Tüm bunların şans eseri olabileceğini hayal etmek, bir kasırganın önemsiz bir tanka saldırabileceğini ve parçalarla mükemmel durumda bir Boeing 747 oluşturabileceğini hayal etmek gibidir.
(Imagining that all this can happen by chance is like imagining that a tornado can attack against a junk tank and form a Boeing 747 in perfect condition with the pieces.)
Michael Crichton'un "The Lost World" adlı kitabında yazar, sadece tesadüfen ortaya çıkan karmaşık sistemlerin imkansızlığını göstermek için çarpıcı bir karşılaştırma yapıyor.
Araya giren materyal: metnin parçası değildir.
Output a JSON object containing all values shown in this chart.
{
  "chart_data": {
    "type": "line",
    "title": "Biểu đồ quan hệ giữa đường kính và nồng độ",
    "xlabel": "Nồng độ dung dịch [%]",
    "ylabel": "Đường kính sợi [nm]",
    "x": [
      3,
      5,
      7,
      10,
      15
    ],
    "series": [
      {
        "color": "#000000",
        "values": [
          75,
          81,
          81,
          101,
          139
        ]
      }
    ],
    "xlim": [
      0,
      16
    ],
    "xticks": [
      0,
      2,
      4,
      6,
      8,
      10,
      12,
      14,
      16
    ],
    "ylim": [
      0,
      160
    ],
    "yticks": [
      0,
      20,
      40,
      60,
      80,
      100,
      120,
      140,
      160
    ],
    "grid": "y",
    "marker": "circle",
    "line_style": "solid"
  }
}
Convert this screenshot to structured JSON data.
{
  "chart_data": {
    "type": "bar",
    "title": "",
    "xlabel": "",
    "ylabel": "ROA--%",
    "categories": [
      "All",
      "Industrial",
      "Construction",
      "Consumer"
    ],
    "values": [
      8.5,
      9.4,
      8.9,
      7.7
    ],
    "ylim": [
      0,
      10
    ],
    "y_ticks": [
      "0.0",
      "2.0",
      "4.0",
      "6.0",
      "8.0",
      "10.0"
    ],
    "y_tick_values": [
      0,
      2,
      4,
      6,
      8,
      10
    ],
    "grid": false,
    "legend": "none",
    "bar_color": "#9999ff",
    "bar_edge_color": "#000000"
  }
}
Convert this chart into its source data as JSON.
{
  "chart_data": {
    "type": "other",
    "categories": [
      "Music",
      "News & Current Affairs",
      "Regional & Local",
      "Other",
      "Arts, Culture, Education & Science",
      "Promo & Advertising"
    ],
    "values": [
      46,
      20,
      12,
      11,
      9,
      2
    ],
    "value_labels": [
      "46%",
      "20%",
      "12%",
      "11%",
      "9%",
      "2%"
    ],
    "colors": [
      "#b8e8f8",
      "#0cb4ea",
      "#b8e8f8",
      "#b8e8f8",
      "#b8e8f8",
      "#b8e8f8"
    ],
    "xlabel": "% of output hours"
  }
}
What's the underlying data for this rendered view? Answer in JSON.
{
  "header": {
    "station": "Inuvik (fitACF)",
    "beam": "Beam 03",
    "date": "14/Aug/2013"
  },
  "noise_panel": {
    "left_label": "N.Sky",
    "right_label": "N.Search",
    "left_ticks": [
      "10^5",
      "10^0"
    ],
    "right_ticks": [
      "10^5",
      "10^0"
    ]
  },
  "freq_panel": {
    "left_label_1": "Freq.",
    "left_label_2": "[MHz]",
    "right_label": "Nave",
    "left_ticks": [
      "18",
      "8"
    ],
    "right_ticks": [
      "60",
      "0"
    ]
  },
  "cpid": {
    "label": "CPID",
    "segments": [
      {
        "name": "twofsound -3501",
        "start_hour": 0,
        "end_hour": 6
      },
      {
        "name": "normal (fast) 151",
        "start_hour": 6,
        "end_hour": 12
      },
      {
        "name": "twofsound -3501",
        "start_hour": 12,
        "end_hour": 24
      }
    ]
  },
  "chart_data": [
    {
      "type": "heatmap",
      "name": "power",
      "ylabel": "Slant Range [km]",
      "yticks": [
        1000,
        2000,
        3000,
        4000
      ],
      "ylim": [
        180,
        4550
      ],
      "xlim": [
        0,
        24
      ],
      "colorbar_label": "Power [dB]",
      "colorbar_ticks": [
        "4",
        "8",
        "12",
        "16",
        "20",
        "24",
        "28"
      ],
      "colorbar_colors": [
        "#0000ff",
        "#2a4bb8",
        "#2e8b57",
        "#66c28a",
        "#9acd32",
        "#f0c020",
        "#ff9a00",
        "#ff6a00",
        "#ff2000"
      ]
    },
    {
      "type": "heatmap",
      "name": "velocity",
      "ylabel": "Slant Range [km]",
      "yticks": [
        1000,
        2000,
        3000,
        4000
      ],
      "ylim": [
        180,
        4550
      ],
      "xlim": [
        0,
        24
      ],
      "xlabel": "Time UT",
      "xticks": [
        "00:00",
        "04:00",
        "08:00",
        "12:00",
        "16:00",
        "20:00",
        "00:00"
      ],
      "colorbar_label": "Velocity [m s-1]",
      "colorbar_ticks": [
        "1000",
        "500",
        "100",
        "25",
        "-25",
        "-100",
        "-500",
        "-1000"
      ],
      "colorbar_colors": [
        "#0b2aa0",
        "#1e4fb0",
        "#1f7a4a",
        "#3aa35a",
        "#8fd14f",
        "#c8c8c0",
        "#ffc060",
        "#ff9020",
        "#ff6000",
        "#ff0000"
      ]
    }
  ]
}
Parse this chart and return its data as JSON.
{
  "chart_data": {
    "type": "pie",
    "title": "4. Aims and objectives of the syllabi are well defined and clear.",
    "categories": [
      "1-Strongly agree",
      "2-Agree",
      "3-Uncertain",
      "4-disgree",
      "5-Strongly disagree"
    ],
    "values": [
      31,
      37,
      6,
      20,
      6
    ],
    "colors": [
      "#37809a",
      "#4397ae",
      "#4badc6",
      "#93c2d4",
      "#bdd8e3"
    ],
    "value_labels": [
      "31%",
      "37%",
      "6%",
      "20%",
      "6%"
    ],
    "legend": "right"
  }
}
Karmaşık yapıların rastgele oluşumunu bir hurdalık vuran ve tamamen işlevsel bir Boeing 747'yi enkazdan monte eden bir kasırgaya benziyor. Bu benzetme, bozukluktan kaynaklanan bu tür kesin sonuçların olasılığını vurgulamaktadır. Alıntı, evrendeki karmaşıklığın ve öngörülemezliğin doğası hakkında bir yorum görevi görüyor. Rasgeleliğin organize ve sofistike varlıklar verebileceği fikrine meydan okur, bunun yerine kasıtlı tasarımın veya belirli koşulların bu tür sonuçların gerçekleşmesi için genellikle gerekli olduğunu düşündürmektedir. Crichton'un fikirleri, karmaşık yaşam formlarının ve sistemlerinin yaratılmasına yol açan süreçler hakkında düşünceyi kışkırtıyor.